Earlier this year, Apple released the Apple Watch to much fanfare, and a fair amount of skepticism.

Months later, the long term prospects for Apple’s newest product are still debatable, but data is starting to emerge about the device’s initial owners.

A study conducted by Tech.pinions and Wristly looked at members of Wristly’s Apple Watch Owner Network and found that 97% of the Apple Watch owners polled are satisfied with the device, “the highest customer satisfaction rating of any previous version one Apple product.”

Most interestingly, the study found that most of the members of the Wristly Apple Watch Owner Network identified themselves as non-tech users, and customer satisfaction was highest among this group.

A full 73% of non-tech users indicated that they were “very satisfied/delighted” by the Apple Watch. That figure was 10 points lower for respondents who identified themselves as tech insiders, and a whopping 30 points lower for respondents who identified themselves as app builders.

According to Ben Bajarin of Tech.pinions, the qualitative data obtained in the study mirrored this dynamic. He explained:

As I listened to 14 different people tell me about their Apple Watch, I observed a pattern. Those whose job it was to think about the Apple Watch or who were early adopters who thought deeply about tech and the tech products they buy, were all much more critical of the watch. You could tell they evaluated it and thought about it deeply from every angle by their responses. Then I talked with teachers, firefighters, insurance agents, and those not in the tech industry and not hard-core techies. These groups of people couldn’t stop raving about the Apple Watch and how much they loved the product. It was almost as if the farther away people were from tech or the tech industry, the more they liked the Apple Watch.

With this in mind, it’s perhaps not surprising that companies like Facebook and SnapChat have to date not released apps tailored to the Apple Watch. After all, they’re run by techies who might be underestimating the appeal of the Apple Watch.

Some of the skepticism has to do with the fact that companies are still trying to figure out how to design for a new category of device. 

Adam Mosseri, the lead for Facebook’s News Feed, told the New York Times “I don’t know if we could get it all in there in a way that feels good and works well. You’d just want to get your phone out at that point.”

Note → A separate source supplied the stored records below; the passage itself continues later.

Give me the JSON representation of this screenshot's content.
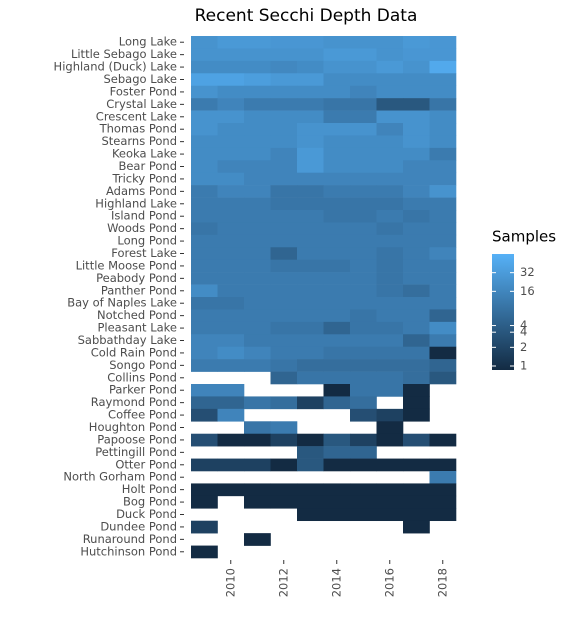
{
  "chart_data": {
    "type": "heatmap",
    "title": "Recent Secchi Depth Data",
    "legend_title": "Samples",
    "x": [
      2009,
      2010,
      2011,
      2012,
      2013,
      2014,
      2015,
      2016,
      2017,
      2018
    ],
    "xlim": [
      2008.5,
      2018.5
    ],
    "xticks": [
      2010,
      2012,
      2014,
      2016,
      2018
    ],
    "y": [
      "Long Lake",
      "Little Sebago Lake",
      "Highland (Duck) Lake",
      "Sebago Lake",
      "Foster Pond",
      "Crystal Lake",
      "Crescent Lake",
      "Thomas Pond",
      "Stearns Pond",
      "Keoka Lake",
      "Bear Pond",
      "Tricky Pond",
      "Adams Pond",
      "Highland Lake",
      "Island Pond",
      "Woods Pond",
      "Long Pond",
      "Forest Lake",
      "Little Moose Pond",
      "Peabody Pond",
      "Panther Pond",
      "Bay of Naples Lake",
      "Notched Pond",
      "Pleasant Lake",
      "Sabbathday Lake",
      "Cold Rain Pond",
      "Songo Pond",
      "Collins Pond",
      "Parker Pond",
      "Raymond Pond",
      "Coffee Pond",
      "Houghton Pond",
      "Papoose Pond",
      "Pettingill Pond",
      "Otter Pond",
      "North Gorham Pond",
      "Holt Pond",
      "Bog Pond",
      "Duck Pond",
      "Dundee Pond",
      "Runaround Pond",
      "Hutchinson Pond"
    ],
    "values": [
      [
        25,
        30,
        30,
        28,
        28,
        25,
        25,
        25,
        30,
        28
      ],
      [
        25,
        25,
        25,
        25,
        25,
        30,
        30,
        25,
        28,
        28
      ],
      [
        20,
        20,
        20,
        18,
        20,
        25,
        25,
        30,
        25,
        50
      ],
      [
        40,
        40,
        35,
        30,
        30,
        20,
        20,
        20,
        20,
        20
      ],
      [
        25,
        20,
        20,
        20,
        20,
        20,
        16,
        20,
        20,
        20
      ],
      [
        12,
        16,
        12,
        12,
        12,
        10,
        10,
        4,
        4,
        10
      ],
      [
        25,
        25,
        20,
        20,
        20,
        12,
        12,
        25,
        25,
        20
      ],
      [
        25,
        20,
        20,
        20,
        25,
        25,
        25,
        16,
        25,
        20
      ],
      [
        20,
        20,
        20,
        20,
        25,
        20,
        20,
        20,
        25,
        20
      ],
      [
        20,
        20,
        20,
        16,
        30,
        20,
        20,
        20,
        20,
        12
      ],
      [
        20,
        16,
        16,
        16,
        30,
        20,
        20,
        20,
        16,
        16
      ],
      [
        20,
        20,
        16,
        16,
        16,
        16,
        16,
        16,
        16,
        16
      ],
      [
        12,
        16,
        16,
        10,
        10,
        12,
        12,
        12,
        16,
        25
      ],
      [
        12,
        12,
        12,
        10,
        10,
        10,
        10,
        10,
        12,
        12
      ],
      [
        12,
        12,
        12,
        12,
        12,
        10,
        10,
        12,
        10,
        12
      ],
      [
        10,
        12,
        12,
        12,
        12,
        12,
        12,
        10,
        12,
        12
      ],
      [
        12,
        12,
        12,
        12,
        12,
        12,
        12,
        12,
        12,
        12
      ],
      [
        12,
        12,
        12,
        6,
        12,
        12,
        12,
        10,
        12,
        16
      ],
      [
        12,
        12,
        12,
        10,
        10,
        10,
        12,
        10,
        12,
        12
      ],
      [
        12,
        12,
        12,
        12,
        12,
        12,
        12,
        10,
        12,
        12
      ],
      [
        20,
        12,
        12,
        12,
        12,
        12,
        12,
        10,
        8,
        12
      ],
      [
        10,
        10,
        12,
        12,
        12,
        12,
        12,
        12,
        12,
        12
      ],
      [
        12,
        12,
        12,
        12,
        12,
        12,
        10,
        12,
        12,
        6
      ],
      [
        12,
        12,
        12,
        10,
        10,
        6,
        10,
        10,
        12,
        20
      ],
      [
        16,
        16,
        12,
        12,
        12,
        12,
        12,
        12,
        6,
        12
      ],
      [
        16,
        20,
        16,
        12,
        12,
        10,
        10,
        10,
        10,
        1
      ],
      [
        12,
        12,
        12,
        10,
        8,
        8,
        8,
        8,
        8,
        6
      ],
      [
        null,
        null,
        null,
        6,
        10,
        10,
        10,
        10,
        8,
        4
      ],
      [
        16,
        16,
        null,
        null,
        null,
        1,
        10,
        10,
        1,
        null
      ],
      [
        6,
        6,
        10,
        8,
        2,
        6,
        8,
        null,
        1,
        null
      ],
      [
        3,
        16,
        null,
        null,
        null,
        null,
        3,
        2,
        1,
        null
      ],
      [
        null,
        null,
        10,
        12,
        null,
        null,
        null,
        1,
        null,
        null
      ],
      [
        3,
        1,
        1,
        2,
        1,
        4,
        2,
        1,
        3,
        1
      ],
      [
        null,
        null,
        null,
        null,
        4,
        6,
        6,
        null,
        null,
        null
      ],
      [
        2,
        2,
        2,
        1,
        4,
        1,
        1,
        1,
        1,
        1
      ],
      [
        null,
        null,
        null,
        null,
        null,
        null,
        null,
        null,
        null,
        12
      ],
      [
        1,
        1,
        1,
        1,
        1,
        1,
        1,
        1,
        1,
        1
      ],
      [
        1,
        null,
        1,
        1,
        1,
        1,
        1,
        1,
        1,
        1
      ],
      [
        null,
        null,
        null,
        null,
        1,
        1,
        1,
        1,
        1,
        1
      ],
      [
        2,
        null,
        null,
        null,
        null,
        null,
        null,
        null,
        1,
        null
      ],
      [
        null,
        null,
        1,
        null,
        null,
        null,
        null,
        null,
        null,
        null
      ],
      [
        1,
        null,
        null,
        null,
        null,
        null,
        null,
        null,
        null,
        null
      ]
    ],
    "clim": [
      1,
      64
    ],
    "log_scale": true,
    "low_color": "#132B43",
    "high_color": "#56B1F7",
    "legend_ticks": [
      32,
      16,
      {
        "value": 4.49,
        "label": "4"
      },
      {
        "value": 3.51,
        "label": "4"
      },
      2,
      1
    ]
  }
}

Similar concerns were voiced by SnapChat CEO Evan Spiegel, who asked, “Why would you look at a small picture when you can look at a large one on your phone?”

A golden opportunity, or fool’s gold?

If the Tech.pinions and Wristly study is accurate, brands like Facebook and SnapChat might not want to shun the Apple Watch for long.

That such a high percentage of Apple Watch owners are satisfied with the first version of the device is impressive, and even more intriguing is the possibility that mainstream consumers are more fond of the device than their tech-savvy cousins.

But despite the intriguing possibility that the Apple Watch has the potential to be a more important platform than many believe, it’s hard to tell whether it truly represents an untapped opportunity. Part of the problem is that we don’t yet know how many devices Apple has sold, and whether early momentum – analysts estimate Apple sold between 3m and 5m watches last quarter – is being sustained.

If sales are strong and remain strong, Apple’s latest product could deliver on its many promises, such as bringing marketers closer to customers than ever before. But if sales aren’t strong or aren’t keeping the momentum, the Apple Watch could prove to be a fantastic product that’s still too niche to really matter to most brands.